"Nous ne sommes pas du côté de la loi, mais de celui de la révolte !" Asli Erdogan
mardi 13 janvier 2015
Le jour d'après, par Clémentine Autain*
La haine ou la démocratie, la peur ou le commun : au lendemain des tragédies et de l’immense mobilisation populaire du 11 janvier, la République se trouve à un point de basculement. Nous devons peser pour qu’elle se remette durablement debout.
L’élan populaire fut inédit, bouleversant, historique. Partout dans le pays, ensemble, nous avons marché contre les crimes politiques ayant visé Charlie Hebdo, une épicerie casher, des policiers – en somme, des assassinats qui nous visaient.

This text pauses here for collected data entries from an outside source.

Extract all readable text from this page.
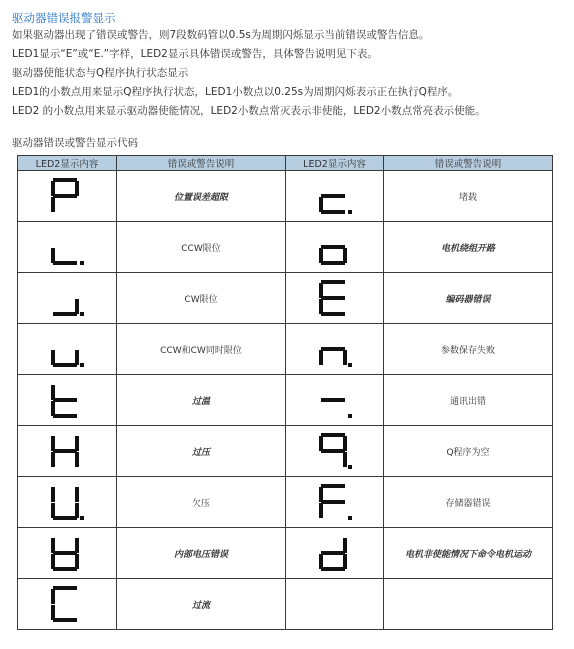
驱动器错误报警显示
如果驱动器出现了错误或警告，则7段数码管以0.5s为周期闪烁显示当前错误或警告信息。
LED1显示“E”或“E.”字样，LED2显示具体错误或警告，具体警告说明见下表。
驱动器使能状态与Q程序执行状态显示
LED1的小数点用来显示Q程序执行状态，LED1小数点以0.25s为周期闪烁表示正在执行Q程序。
LED2 的小数点用来显示驱动器使能情况，LED2小数点常灭表示非使能，LED2小数点常亮表示使能。
驱动器错误或警告显示代码
LED2显示内容	错误或警告说明	LED2显示内容	错误或警告说明

	位置误差超限		堵载

	CCW限位		电机绕组开路

	CW限位		编码器错误

	CCW和CW同时限位		参数保存失败

	过温		通讯出错

	过压		Q程序为空

	欠压		存储器错误

	内部电压错误		电机非使能情况下命令电机运动

	过流		
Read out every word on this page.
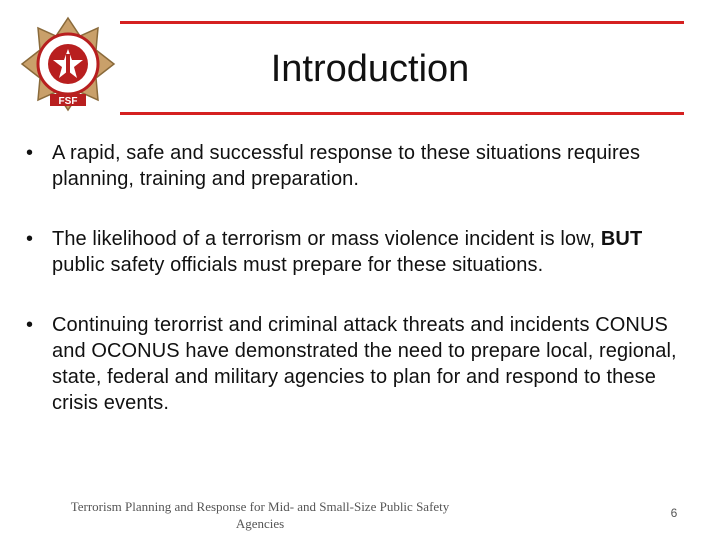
FSF
Introduction
• A rapid, safe and successful response to these situations requires planning, training and preparation.
• The likelihood of a terrorism or mass violence incident is low, BUT public safety officials must prepare for these situations.
• Continuing terorrist and criminal attack threats and incidents CONUS and OCONUS have demonstrated the need to prepare local, regional, state, federal and military agencies to plan for and respond to these crisis events.
Terrorism Planning and Response for Mid- and Small-Size Public Safety Agencies
6
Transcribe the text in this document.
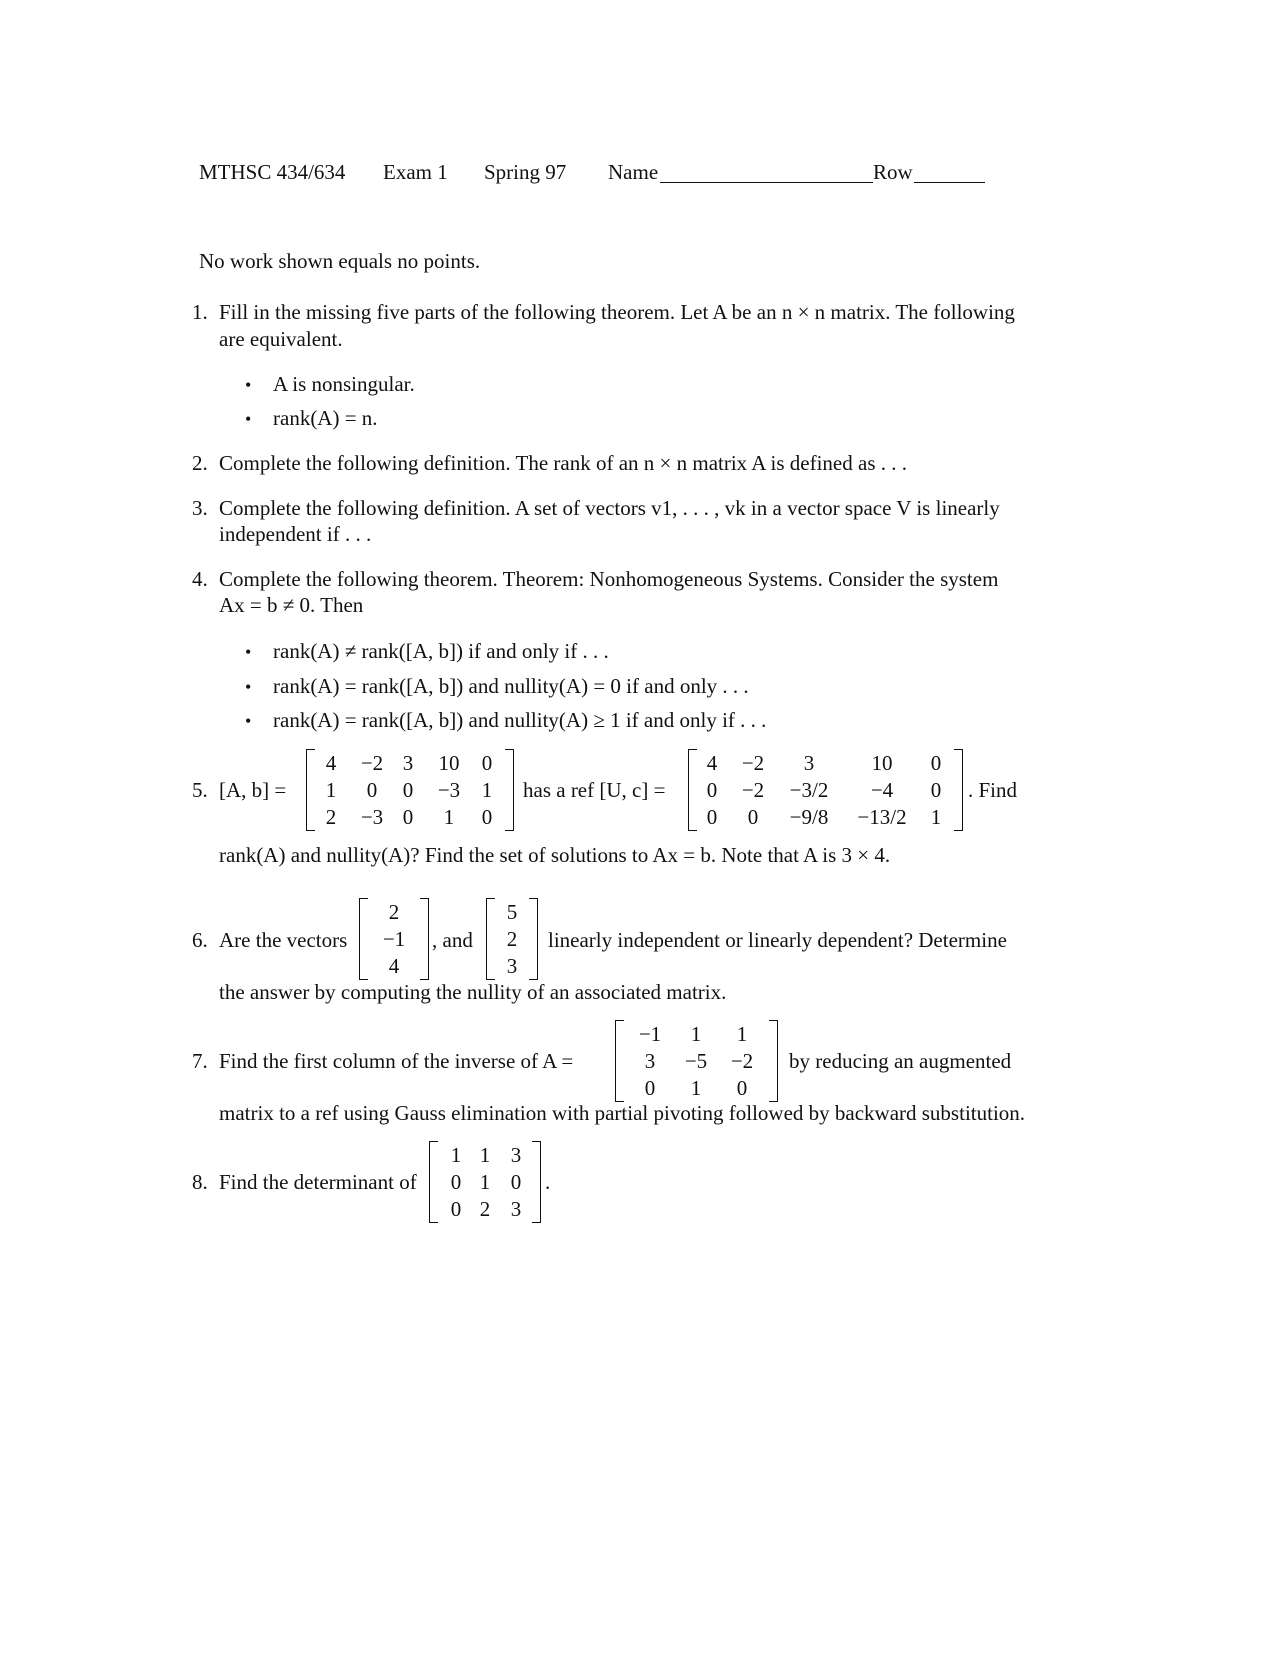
MTHSC 434/634 Exam 1 Spring 97 Name	Row
No work shown equals no points.
1. Fill in the missing five parts of the following theorem. Let A be an n × n matrix. The following
are equivalent.
• A is nonsingular.
• rank(A) = n.
2. Complete the following definition. The rank of an n × n matrix A is defined as . . .
3. Complete the following definition. A set of vectors v1, . . . , vk in a vector space V is linearly
independent if . . .
4. Complete the following theorem. Theorem: Nonhomogeneous Systems. Consider the system
Ax = b ≠ 0. Then
• rank(A) ≠ rank([A, b]) if and only if . . .
• rank(A) = rank([A, b]) and nullity(A) = 0 if and only . . .
• rank(A) = rank([A, b]) and nullity(A) ≥ 1 if and only if . . .
5. [A, b] =
4	−2 3	10	0
1	0	0	−3	1
2	−3 0	1	0
has a ref [U, c] =
4	−2	3	10	0
0	−2	−3/2	−4	0
0	0	−9/8	−13/2	1
. Find
rank(A) and nullity(A)? Find the set of solutions to Ax = b. Note that A is 3 × 4.
6. Are the vectors
2
−1
4
, and
5
2
3
linearly independent or linearly dependent? Determine
the answer by computing the nullity of an associated matrix.
7. Find the first column of the inverse of A =
−1	1	1
3	−5	−2
0	1	0
by reducing an augmented
matrix to a ref using Gauss elimination with partial pivoting followed by backward substitution.
8. Find the determinant of
1 1 3
0 1 0
0 2 3
.
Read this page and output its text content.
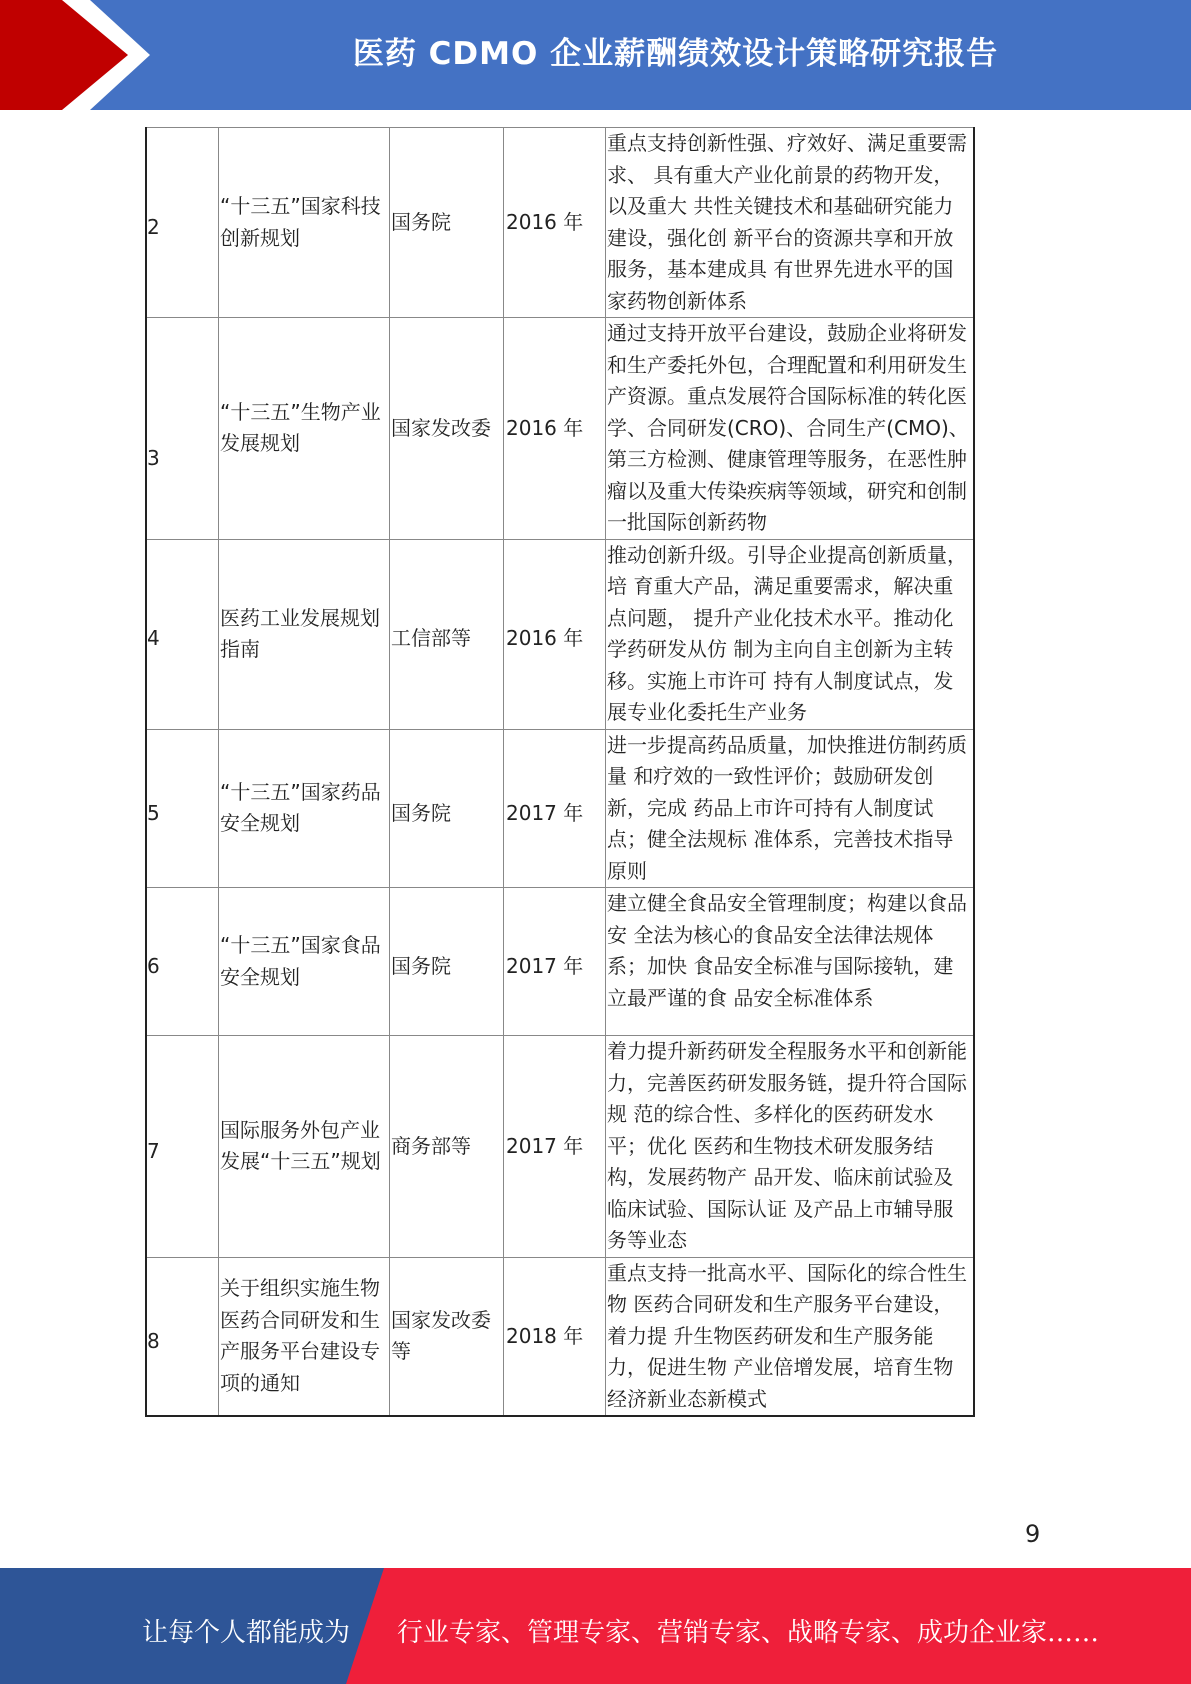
医药 CDMO 企业薪酬绩效设计策略研究报告
2	“十三五”国家科技创新规划	国务院	2016 年	重点支持创新性强、疗效好、满足重要需求、 具有重大产业化前景的药物开发，以及重大 共性关键技术和基础研究能力建设，强化创 新平台的资源共享和开放服务，基本建成具 有世界先进水平的国家药物创新体系

3	“十三五”生物产业发展规划	国家发改委	2016 年	通过支持开放平台建设，鼓励企业将研发 和生产委托外包，合理配置和利用研发生 产资源。重点发展符合国际标准的转化医 学、合同研发(CRO)、合同生产(CMO)、 第三方检测、健康管理等服务，在恶性肿 瘤以及重大传染疾病等领域，研究和创制 一批国际创新药物

4	医药工业发展规划指南	工信部等	2016 年	推动创新升级。引导企业提高创新质量，培 育重大产品，满足重要需求，解决重点问题， 提升产业化技术水平。推动化学药研发从仿 制为主向自主创新为主转移。实施上市许可 持有人制度试点，发展专业化委托生产业务

5	“十三五”国家药品安全规划	国务院	2017 年	进一步提高药品质量，加快推进仿制药质量 和疗效的一致性评价；鼓励研发创新，完成 药品上市许可持有人制度试点；健全法规标 准体系，完善技术指导原则

6	“十三五”国家食品安全规划	国务院	2017 年	建立健全食品安全管理制度；构建以食品安 全法为核心的食品安全法律法规体系；加快 食品安全标准与国际接轨，建立最严谨的食 品安全标准体系

7	国际服务外包产业发展“十三五”规划	商务部等	2017 年	着力提升新药研发全程服务水平和创新能 力，完善医药研发服务链，提升符合国际规 范的综合性、多样化的医药研发水平；优化 医药和生物技术研发服务结构，发展药物产 品开发、临床前试验及临床试验、国际认证 及产品上市辅导服务等业态

8	关于组织实施生物医药合同研发和生产服务平台建设专项的通知	国家发改委等	2018 年	重点支持一批高水平、国际化的综合性生物 医药合同研发和生产服务平台建设，着力提 升生物医药研发和生产服务能力，促进生物 产业倍增发展，培育生物经济新业态新模式
9
让每个人都能成为 行业专家、管理专家、营销专家、战略专家、成功企业家……
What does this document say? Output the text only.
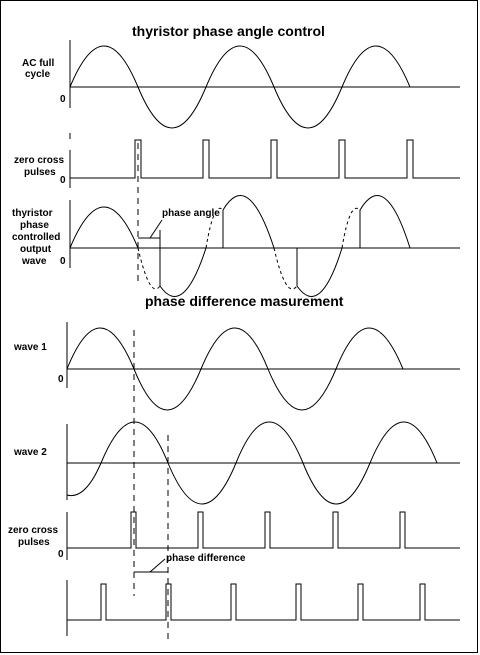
thyristor phase angle control
AC full
cycle
0
zero cross
pulses
0
thyristor
phase
controlled
output
wave 0
phase angle
phase difference masurement
wave 1
0
wave 2
zero cross
pulses
0	phase difference
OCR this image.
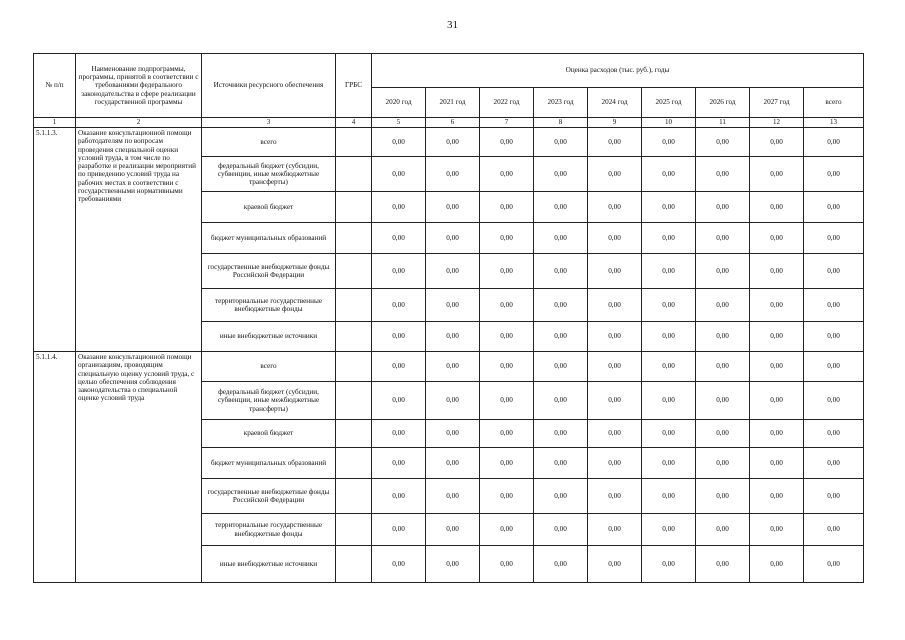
31
№ п/п	Наименование подпрограммы, программы, принятой в соответствии с требованиями федерального законодательства в сфере реализации государственной программы	Источники ресурсного обеспечения	ГРБС	Оценка расходов (тыс. руб.), годы								
				2020 год	2021 год	2022 год	2023 год	2024 год	2025 год	2026 год	2027 год	всего
1	2	3	4	5	6	7	8	9	10	11	12	13
5.1.1.3.	Оказание консультационной помощи работодателям по вопросам проведения специальной оценки условий труда, в том числе по разработке и реализации мероприятий по приведению условий труда на рабочих местах в соответствии с государственными нормативными требованиями	всего		0,00	0,00	0,00	0,00	0,00	0,00	0,00	0,00	0,00
		федеральный бюджет (субсидии, субвенции, иные межбюджетные трансферты)		0,00	0,00	0,00	0,00	0,00	0,00	0,00	0,00	0,00
		краевой бюджет		0,00	0,00	0,00	0,00	0,00	0,00	0,00	0,00	0,00
		бюджет муниципальных образований		0,00	0,00	0,00	0,00	0,00	0,00	0,00	0,00	0,00
		государственные внебюджетные фонды Российской Федерации		0,00	0,00	0,00	0,00	0,00	0,00	0,00	0,00	0,00
		территориальные государственные внебюджетные фонды		0,00	0,00	0,00	0,00	0,00	0,00	0,00	0,00	0,00
		иные внебюджетные источники		0,00	0,00	0,00	0,00	0,00	0,00	0,00	0,00	0,00
5.1.1.4.	Оказание консультационной помощи организациям, проводящим специальную оценку условий труда, с целью обеспечения соблюдения законодательства о специальной оценке условий труда	всего		0,00	0,00	0,00	0,00	0,00	0,00	0,00	0,00	0,00
		федеральный бюджет (субсидии, субвенции, иные межбюджетные трансферты)		0,00	0,00	0,00	0,00	0,00	0,00	0,00	0,00	0,00
		краевой бюджет		0,00	0,00	0,00	0,00	0,00	0,00	0,00	0,00	0,00
		бюджет муниципальных образований		0,00	0,00	0,00	0,00	0,00	0,00	0,00	0,00	0,00
		государственные внебюджетные фонды Российской Федерации		0,00	0,00	0,00	0,00	0,00	0,00	0,00	0,00	0,00
		территориальные государственные внебюджетные фонды		0,00	0,00	0,00	0,00	0,00	0,00	0,00	0,00	0,00
		иные внебюджетные источники		0,00	0,00	0,00	0,00	0,00	0,00	0,00	0,00	0,00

Le peuple touché s’est levé pour défendre les principes fondateurs de notre République : liberté, égalité, fraternité. Il n’est pas venu manifester à l’appel de tel ou tel, mais au nom de valeurs communes. Le peuple y tient et il a raison.
Place à la politique
La présence d’ennemis de la démocratie comme Viktor Orban, le premier ministre turc ou Ali Bongo, fut marginalisée par la foule, comme la tentative de récupération institutionnelle, des partis politiques, du gouvernement ou de l’austère Union européenne. Oui, il y eut quelque chose d’absurde dans la présence de tant d’huiles réactionnaires se réclamant de Charlie.
Mais l’essentiel fut ailleurs. Avoir fait peuple dimanche a constitué l’événement politique. Avec pour armes des crayons et pour mots d’ordre : « I’m not afraid », « même pas peur ».
Et maintenant ? Le jour d’après fait place à la politique. Car l’unité autour d’un refus et d’une affirmation de grands principes ne vaut pas « union sacrée ». La période qui s’ouvre est celle de la confrontation démocratique sur les racines du drame et les réponses à apporter.
Là, les chemins se séparent autour de corpus de solutions radicalement opposés, et qui se structurent autour de deux grandes logiques : l’une guerrière, sécuritaire et réactionnaire ; l’autre émancipatrice, à même d’avancer sur le chemin de la démocratie, la liberté, l’égalité et favorisant la paix.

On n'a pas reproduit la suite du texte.